22 May 2018 12:15 am

Recently, there was a rather ridiculous debate after Minister Rajitha Senaratne, who as the Cabinet Spokesman has a knack for putting his foot in the mouth, equated the JVP to the LTTE. JVP MP Vijitha Herath and Minister Champika Ranawaka objected to the comparison. By any definition, both are nihilistic terroristic groups that unleashed unspeakable carnage upon this country. However, the argument goes that the JVP’s gruesome record of 1988-89 is much less egregious than the LTTE. Those who viewed it that way ignore one pivotal fact: The JVP was stopped in the midway of its campaign of terror by an equally bloody campaign of counter terror, without which the contemporary history of Sri Lanka would have been much different. Of all terrorist and insurgent groups in recent times, few came closer to recreate a Khmer Rouge styled killing field as the JVP did in 1989. That mass calamity was avoided, of course at a considerable cost, by a ruthless but effective state response.    


And the JVP is now the old story.
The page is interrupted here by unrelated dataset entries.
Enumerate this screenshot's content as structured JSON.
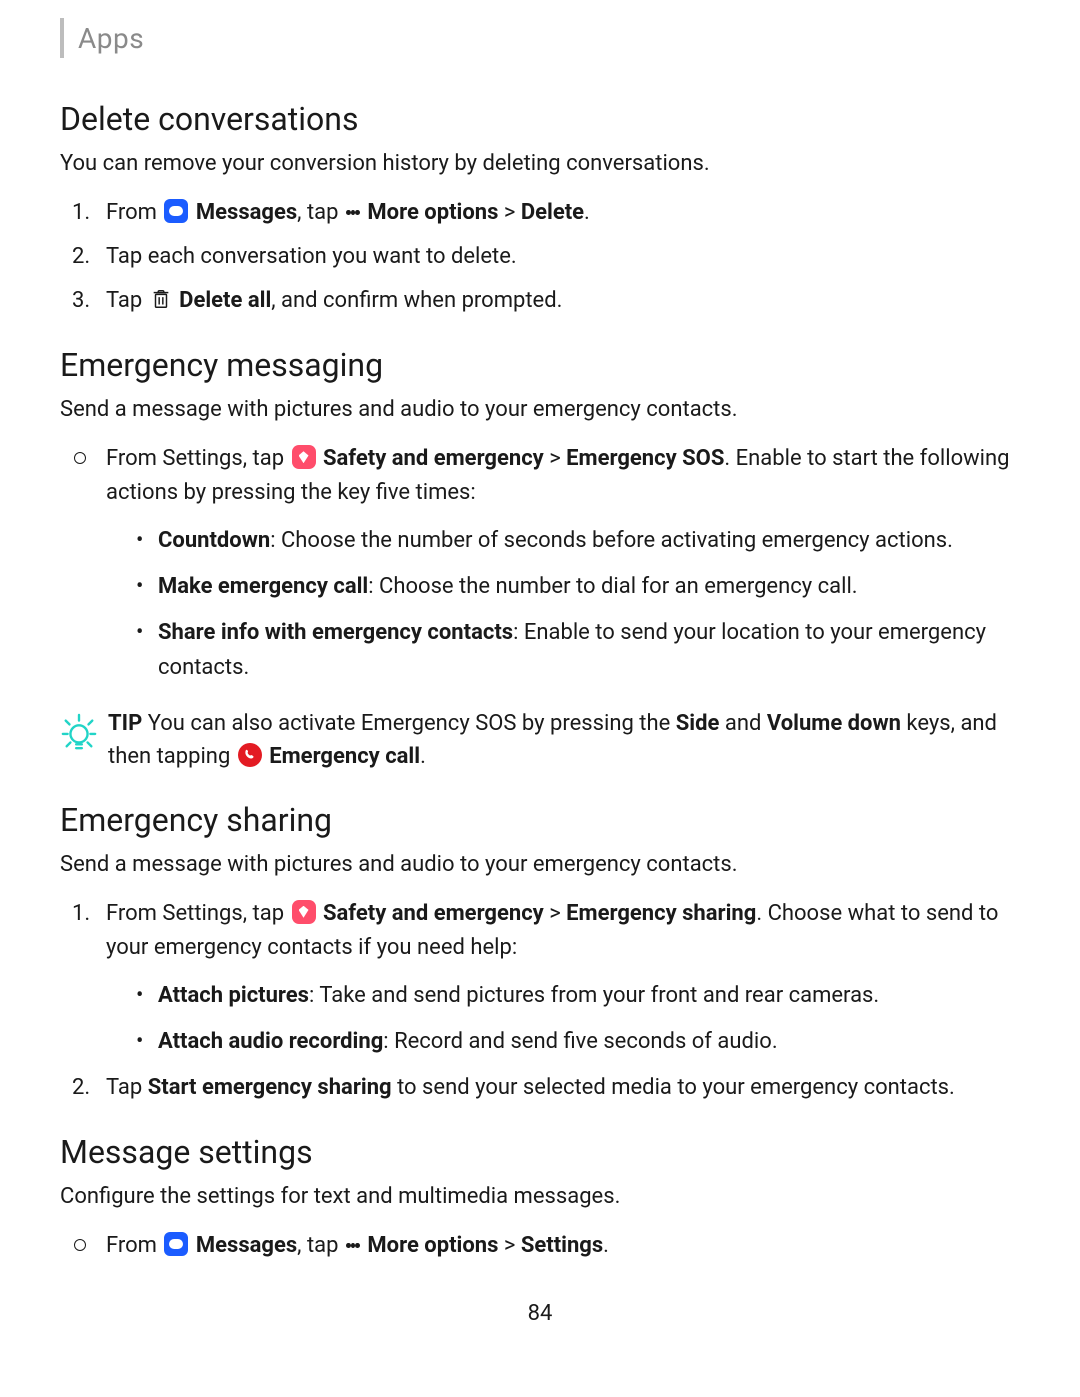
{
  "header": {
    "label": "Apps"
  },
  "s1": {
    "title": "Delete conversations",
    "intro": "You can remove your conversion history by deleting conversations.",
    "step1_a": "From ",
    "step1_messages": "Messages",
    "step1_b": ", tap ",
    "step1_more": "More options",
    "step1_c": " > ",
    "step1_delete": "Delete",
    "step1_d": ".",
    "step2": "Tap each conversation you want to delete.",
    "step3_a": "Tap ",
    "step3_deleteall": "Delete all",
    "step3_b": ", and confirm when prompted."
  },
  "s2": {
    "title": "Emergency messaging",
    "intro": "Send a message with pictures and audio to your emergency contacts.",
    "bul_a": "From Settings, tap ",
    "bul_safety": "Safety and emergency",
    "bul_b": " > ",
    "bul_sos": "Emergency SOS",
    "bul_c": ". Enable to start the following actions by pressing the key five times:",
    "sub1_b": "Countdown",
    "sub1_t": ": Choose the number of seconds before activating emergency actions.",
    "sub2_b": "Make emergency call",
    "sub2_t": ": Choose the number to dial for an emergency call.",
    "sub3_b": "Share info with emergency contacts",
    "sub3_t": ": Enable to send your location to your emergency contacts."
  },
  "tip": {
    "label": "TIP",
    "a": "  You can also activate Emergency SOS by pressing the ",
    "side": "Side",
    "b": " and ",
    "vdown": "Volume down",
    "c": " keys, and then tapping ",
    "ecall": "Emergency call",
    "d": "."
  },
  "s3": {
    "title": "Emergency sharing",
    "intro": "Send a message with pictures and audio to your emergency contacts.",
    "step1_a": "From Settings, tap ",
    "step1_safety": "Safety and emergency",
    "step1_b": " > ",
    "step1_es": "Emergency sharing",
    "step1_c": ". Choose what to send to your emergency contacts if you need help:",
    "sub1_b": "Attach pictures",
    "sub1_t": ": Take and send pictures from your front and rear cameras.",
    "sub2_b": "Attach audio recording",
    "sub2_t": ": Record and send five seconds of audio.",
    "step2_a": "Tap ",
    "step2_start": "Start emergency sharing",
    "step2_b": " to send your selected media to your emergency contacts."
  },
  "s4": {
    "title": "Message settings",
    "intro": "Configure the settings for text and multimedia messages.",
    "bul_a": "From ",
    "bul_messages": "Messages",
    "bul_b": ", tap ",
    "bul_more": "More options",
    "bul_c": " > ",
    "bul_settings": "Settings",
    "bul_d": "."
  },
  "page_number": "84"
}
Even its cadres do not glorify their blood drenched lunacy in the past (Mr. Wijeweera’s wife calls her husband a ‘mass murderer.’)    
In contrast to its efficient execution of a counter insurgency campaign against the JVP, successive governments pussyfooted before the LTTE. That was in part because, the LTTE for a long time, did not pose to the power centres of Colombo a threat equivalent to that was posed by the JVP. Bombs went off periodically, there were regular assassinations and about four hundred security personnel were killed in the first phase of the Eelam war from 1983 to the signing of the Indo-Lanka Peace Accord in 1987. However, there was never a threat of State capture. The political vacillation and Indian intervention in 1987 enabled the LTTE to escalate its armed campaign; each new phase of the Eelam war witnessed an extra venom and accelerated rate of death and destruction.     


 Had the earlier governments made a concerted effort to defeat the LTTE, the destruction of a three decade of the civil war, and the civilian casualties of its final phase could have been avoided. Instead, successive leaders subordinated the terrorist problem in the North to their own electoral and political considerations in the South. The greatest such miscalculation was President Premadasa’s decision to send back Indian peacekeepers who were by then had driven the LTTE to the jungles and were preparing for the final assault. We could have got the Indians who, themselves created the problem, to do our dirty work, and save the country from two more decades of destruction.   

 
The LTTE inflicted significant cost on the country, economy and the Southern centric political establishment. But, all that pales in comparison to the destruction it wrought upon the Tamil people. Compare the status of Tamil community in this country in 1980, when one in three every charted accountant, lawyer, civil servant was a Tamil, and Jaffna was the second richest city in the country to their existence today. That is what the JVP could have done for us in the South had it been given a chance.     

 

In contrast to its efficient execution of a counter insurgency campaign against the JVP, successive governments pussyfooted before the LTTE. 
That was in part because, the LTTE for a long time, did not pose to the power centres of Colombo

 


The post -1989 response in the South to the State’s counter-terrorism campaign was not much different from what is now seen in the North. There was a mothers’ front that was actively campaigning for justice, and supported the election of President Chandrika Kumaratunga, who after her election set up a large-scale inquiry into the dead and missing, which received around 29,000 complaints. Nothing much happened in the follow up, but the South moved on. That chapter in the history was closed, and few really wants to reopen it, doing so would do much damage than any solace it would bring in.   


The North could well follow the same pattern, except for one reason. There is a lot of vested interest in some quarters of Tamil politics, diaspora and NGO in keeping the book open. They are not doing a service to Tamils.  


On the other hand, Sri Lanka cannot ban the mourning of the dead, and claims it is striving for reconciliation. In fact, such misguided State intervention in the past complicated things and added to the disenchantment of the Tamil community. Mourning could help healing in its small ways. In the meantime, the government should address the grievances of civilians who lost loved ones and adequate reparations should be paid.  


However, one should also not miss the reality that Tamil nationalist forces who were organising these events in Mullivaikkal were patently anti-Sri Lankan. The government should prevent those grievances from being exploited for another phase of radicalisation of Tamils. These groups and individuals need to be watched. Such vigilance would be in the interest of the country as a whole and Tamil people in the North in particular. That would prevent them being herded to another Mullivaikkal.